Note the correct use of the apostrophe-in-direct-address in the Gillette page’s title bar. A lot of sloppy writers forget that punctuation can have a semantic purpose. There is quite a bit of difference between “Let’s eat, Susan” and “Let’s eat Susan.”

Lucifer Rising

I took a little trip back into the 1970s today to watch occult/underground filmmaker Kenneth Anger’s Lucifer Rising.

It is not about Satanism but more about invoking energies of nature, a highly symbolic short film with not a word of dialog on the soundtrack.

Or you could say that it is about the aesthetics of ceremonial magick.

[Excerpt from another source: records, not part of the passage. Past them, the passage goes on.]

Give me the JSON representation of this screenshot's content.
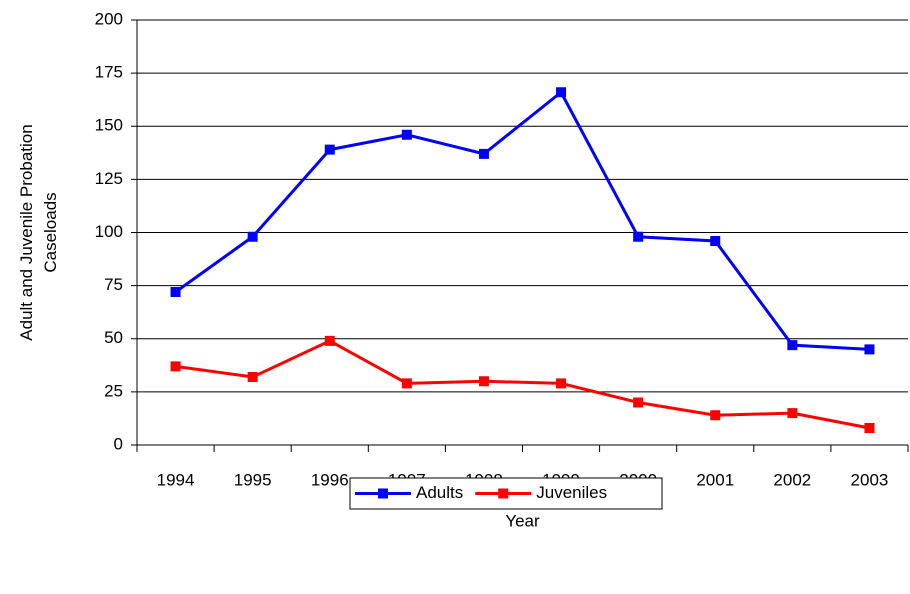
{
  "chart_data": {
    "type": "line",
    "x_label": "Year",
    "y_label": [
      "Adult and Juvenile Probation",
      "Caseloads"
    ],
    "categories": [
      "1994",
      "1995",
      "1996",
      "1997",
      "1998",
      "1999",
      "2000",
      "2001",
      "2002",
      "2003"
    ],
    "series": [
      {
        "name": "Adults",
        "color": "#0000ff",
        "values": [
          72,
          98,
          139,
          146,
          137,
          166,
          98,
          96,
          47,
          45
        ]
      },
      {
        "name": "Juveniles",
        "color": "#ff0000",
        "values": [
          37,
          32,
          49,
          29,
          30,
          29,
          20,
          14,
          15,
          8
        ]
      }
    ],
    "ylim": [
      0,
      200
    ],
    "yticks": [
      0,
      25,
      50,
      75,
      100,
      125,
      150,
      175,
      200
    ],
    "grid": true,
    "legend": "bottom"
  }
}
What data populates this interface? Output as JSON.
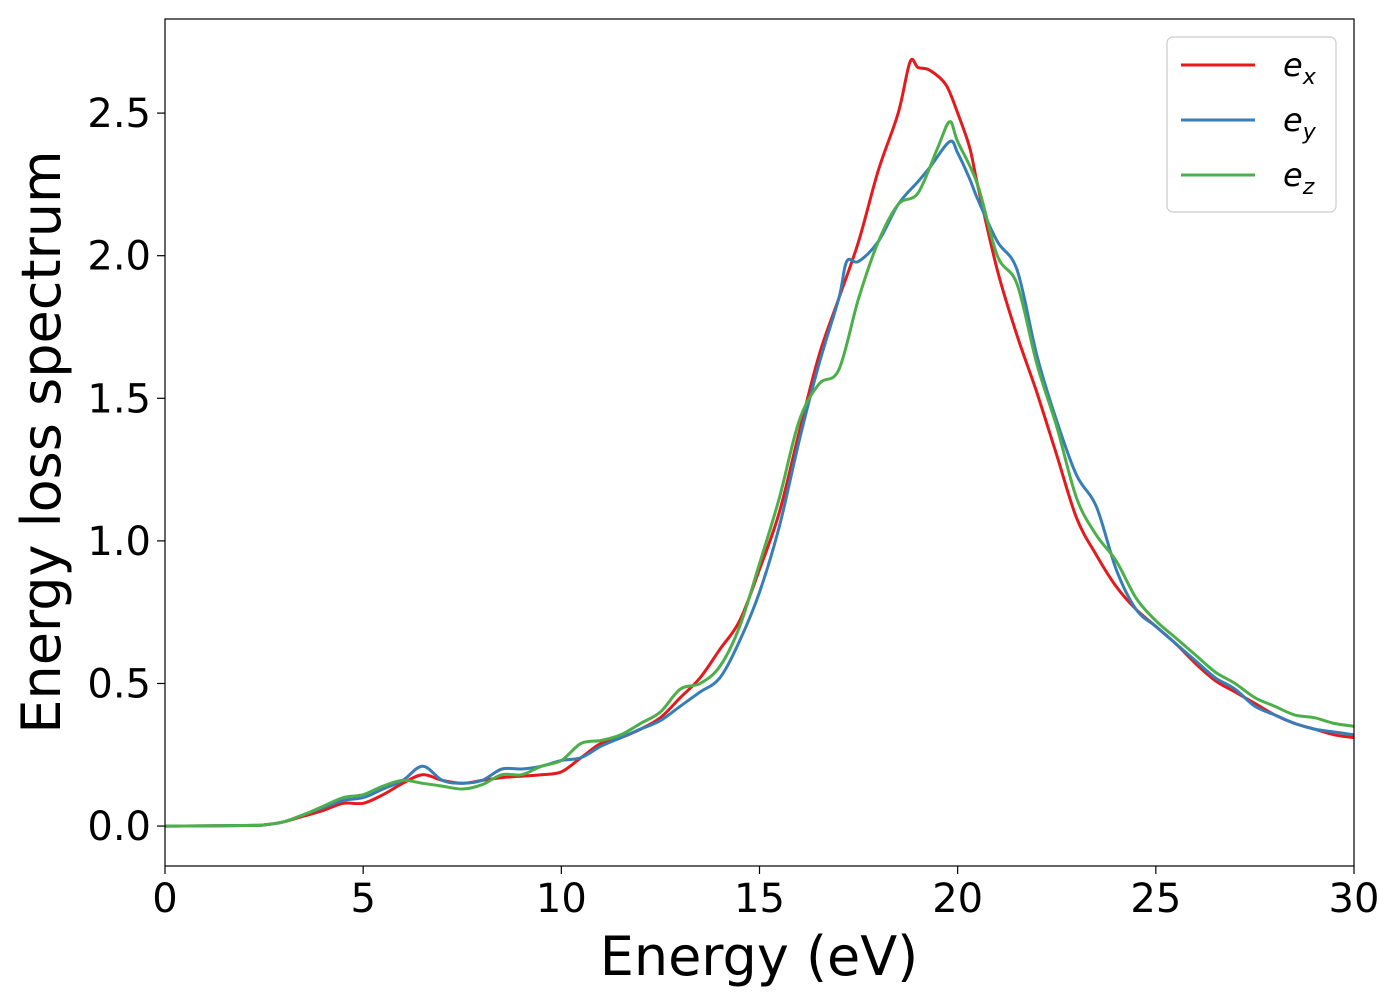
{
  "chart_data": {
    "type": "line",
    "xlabel": "Energy (eV)",
    "ylabel": "Energy loss spectrum",
    "xlim": [
      0,
      30
    ],
    "ylim": [
      -0.14,
      2.83
    ],
    "xticks": [
      0,
      5,
      10,
      15,
      20,
      25,
      30
    ],
    "xtick_labels": [
      "0",
      "5",
      "10",
      "15",
      "20",
      "25",
      "30"
    ],
    "yticks": [
      0.0,
      0.5,
      1.0,
      1.5,
      2.0,
      2.5
    ],
    "ytick_labels": [
      "0.0",
      "0.5",
      "1.0",
      "1.5",
      "2.0",
      "2.5"
    ],
    "grid": false,
    "legend_position": "top-right",
    "series": [
      {
        "name": "e",
        "sub": "x",
        "color": "#e41a1c",
        "points": [
          [
            0,
            0
          ],
          [
            2,
            0.002
          ],
          [
            2.5,
            0.004
          ],
          [
            3,
            0.015
          ],
          [
            3.5,
            0.035
          ],
          [
            4,
            0.055
          ],
          [
            4.5,
            0.08
          ],
          [
            5,
            0.08
          ],
          [
            5.5,
            0.11
          ],
          [
            6,
            0.15
          ],
          [
            6.5,
            0.18
          ],
          [
            7,
            0.16
          ],
          [
            7.5,
            0.15
          ],
          [
            8,
            0.16
          ],
          [
            8.5,
            0.17
          ],
          [
            9,
            0.175
          ],
          [
            9.5,
            0.18
          ],
          [
            10,
            0.19
          ],
          [
            10.5,
            0.24
          ],
          [
            11,
            0.29
          ],
          [
            11.5,
            0.31
          ],
          [
            12,
            0.34
          ],
          [
            12.5,
            0.38
          ],
          [
            13,
            0.45
          ],
          [
            13.5,
            0.52
          ],
          [
            14,
            0.62
          ],
          [
            14.5,
            0.72
          ],
          [
            15,
            0.9
          ],
          [
            15.5,
            1.1
          ],
          [
            16,
            1.38
          ],
          [
            16.5,
            1.65
          ],
          [
            17,
            1.85
          ],
          [
            17.5,
            2.05
          ],
          [
            18,
            2.3
          ],
          [
            18.5,
            2.5
          ],
          [
            18.8,
            2.68
          ],
          [
            19,
            2.66
          ],
          [
            19.3,
            2.65
          ],
          [
            19.7,
            2.6
          ],
          [
            20,
            2.5
          ],
          [
            20.3,
            2.38
          ],
          [
            20.5,
            2.25
          ],
          [
            21,
            1.95
          ],
          [
            21.5,
            1.72
          ],
          [
            22,
            1.52
          ],
          [
            22.5,
            1.3
          ],
          [
            23,
            1.08
          ],
          [
            23.5,
            0.95
          ],
          [
            24,
            0.84
          ],
          [
            24.5,
            0.76
          ],
          [
            25,
            0.7
          ],
          [
            25.5,
            0.64
          ],
          [
            26,
            0.57
          ],
          [
            26.5,
            0.51
          ],
          [
            27,
            0.47
          ],
          [
            27.5,
            0.43
          ],
          [
            28,
            0.39
          ],
          [
            28.5,
            0.36
          ],
          [
            29,
            0.34
          ],
          [
            29.5,
            0.32
          ],
          [
            30,
            0.31
          ]
        ]
      },
      {
        "name": "e",
        "sub": "y",
        "color": "#377eb8",
        "points": [
          [
            0,
            0
          ],
          [
            2,
            0.002
          ],
          [
            2.5,
            0.004
          ],
          [
            3,
            0.015
          ],
          [
            3.5,
            0.04
          ],
          [
            4,
            0.065
          ],
          [
            4.5,
            0.09
          ],
          [
            5,
            0.1
          ],
          [
            5.5,
            0.13
          ],
          [
            6,
            0.16
          ],
          [
            6.5,
            0.21
          ],
          [
            7,
            0.16
          ],
          [
            7.5,
            0.15
          ],
          [
            8,
            0.16
          ],
          [
            8.5,
            0.2
          ],
          [
            9,
            0.2
          ],
          [
            9.5,
            0.21
          ],
          [
            10,
            0.23
          ],
          [
            10.5,
            0.24
          ],
          [
            11,
            0.28
          ],
          [
            11.5,
            0.31
          ],
          [
            12,
            0.34
          ],
          [
            12.5,
            0.37
          ],
          [
            13,
            0.42
          ],
          [
            13.5,
            0.47
          ],
          [
            14,
            0.52
          ],
          [
            14.5,
            0.65
          ],
          [
            15,
            0.82
          ],
          [
            15.5,
            1.05
          ],
          [
            16,
            1.35
          ],
          [
            16.5,
            1.62
          ],
          [
            17,
            1.85
          ],
          [
            17.2,
            1.98
          ],
          [
            17.5,
            1.98
          ],
          [
            18,
            2.05
          ],
          [
            18.5,
            2.18
          ],
          [
            19,
            2.26
          ],
          [
            19.3,
            2.31
          ],
          [
            19.8,
            2.4
          ],
          [
            20,
            2.36
          ],
          [
            20.3,
            2.27
          ],
          [
            20.5,
            2.2
          ],
          [
            21,
            2.05
          ],
          [
            21.5,
            1.95
          ],
          [
            22,
            1.65
          ],
          [
            22.5,
            1.42
          ],
          [
            23,
            1.23
          ],
          [
            23.5,
            1.12
          ],
          [
            24,
            0.9
          ],
          [
            24.5,
            0.76
          ],
          [
            25,
            0.7
          ],
          [
            25.5,
            0.64
          ],
          [
            26,
            0.58
          ],
          [
            26.5,
            0.52
          ],
          [
            27,
            0.48
          ],
          [
            27.5,
            0.42
          ],
          [
            28,
            0.39
          ],
          [
            28.5,
            0.36
          ],
          [
            29,
            0.34
          ],
          [
            29.5,
            0.33
          ],
          [
            30,
            0.32
          ]
        ]
      },
      {
        "name": "e",
        "sub": "z",
        "color": "#4daf4a",
        "points": [
          [
            0,
            0
          ],
          [
            2,
            0.002
          ],
          [
            2.5,
            0.004
          ],
          [
            3,
            0.015
          ],
          [
            3.5,
            0.04
          ],
          [
            4,
            0.07
          ],
          [
            4.5,
            0.1
          ],
          [
            5,
            0.11
          ],
          [
            5.5,
            0.14
          ],
          [
            6,
            0.16
          ],
          [
            6.5,
            0.15
          ],
          [
            7,
            0.14
          ],
          [
            7.5,
            0.13
          ],
          [
            8,
            0.145
          ],
          [
            8.5,
            0.18
          ],
          [
            9,
            0.18
          ],
          [
            9.5,
            0.21
          ],
          [
            10,
            0.23
          ],
          [
            10.5,
            0.29
          ],
          [
            11,
            0.3
          ],
          [
            11.5,
            0.32
          ],
          [
            12,
            0.36
          ],
          [
            12.5,
            0.4
          ],
          [
            13,
            0.48
          ],
          [
            13.5,
            0.5
          ],
          [
            14,
            0.56
          ],
          [
            14.5,
            0.7
          ],
          [
            15,
            0.92
          ],
          [
            15.5,
            1.15
          ],
          [
            16,
            1.42
          ],
          [
            16.5,
            1.55
          ],
          [
            17,
            1.6
          ],
          [
            17.5,
            1.85
          ],
          [
            18,
            2.05
          ],
          [
            18.5,
            2.18
          ],
          [
            19,
            2.22
          ],
          [
            19.5,
            2.38
          ],
          [
            19.8,
            2.47
          ],
          [
            20,
            2.4
          ],
          [
            20.5,
            2.25
          ],
          [
            21,
            2.0
          ],
          [
            21.5,
            1.9
          ],
          [
            22,
            1.62
          ],
          [
            22.5,
            1.4
          ],
          [
            23,
            1.15
          ],
          [
            23.5,
            1.02
          ],
          [
            24,
            0.93
          ],
          [
            24.5,
            0.8
          ],
          [
            25,
            0.72
          ],
          [
            25.5,
            0.66
          ],
          [
            26,
            0.6
          ],
          [
            26.5,
            0.54
          ],
          [
            27,
            0.5
          ],
          [
            27.5,
            0.45
          ],
          [
            28,
            0.42
          ],
          [
            28.5,
            0.39
          ],
          [
            29,
            0.38
          ],
          [
            29.5,
            0.36
          ],
          [
            30,
            0.35
          ]
        ]
      }
    ]
  }
}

You can watch a low-quality version online, but I rented it as part of a Kenneth Anger collection from Netflix.

Even the story of its music is a masterpiece of Psychedelic Age gossip, involving a composer imprisoned for murder as part of the Manson Family, after Anger’s first choice, Jimmy Page of Led Zeppelin, failed to deliver.

Another article on Anger’s use of color symbolism is here.

Gods Below

“Gods below!” was a favorite oath of the characters in Rome, my favorite HBO series ever.

I have been giving them a lot of thought lately, starting with Cloacina (scroll down to Poster 6).

The line to the septic tank at the guest cabin was clogged beyond my ability to clear it with a hand-cranked snake, so I had to call Cory the plumber.

And since the tank itself had not been pumped for a decade, I called the septic service to pump it. When the pump truck showed up, we discovered the baffle on the outlet pipe had fallen off. I got new parts from the hardware store (a four-inch 90-degree PVC elbow and a neoprene coupling to attach it to four-inch clay pipe, if you’re wondering) to replace it.

It’s a small tank, so I was able to attach the baffle by just hanging over the opening and reaching down. Didn’t drop the screwdriver–hurray. The tank was empty, but still pungent.

I figure that M. could have fit through the opening and climbed down on a ladder, but for some reason she was not interested in helping.

So all honor to Cloacina, a goddess below.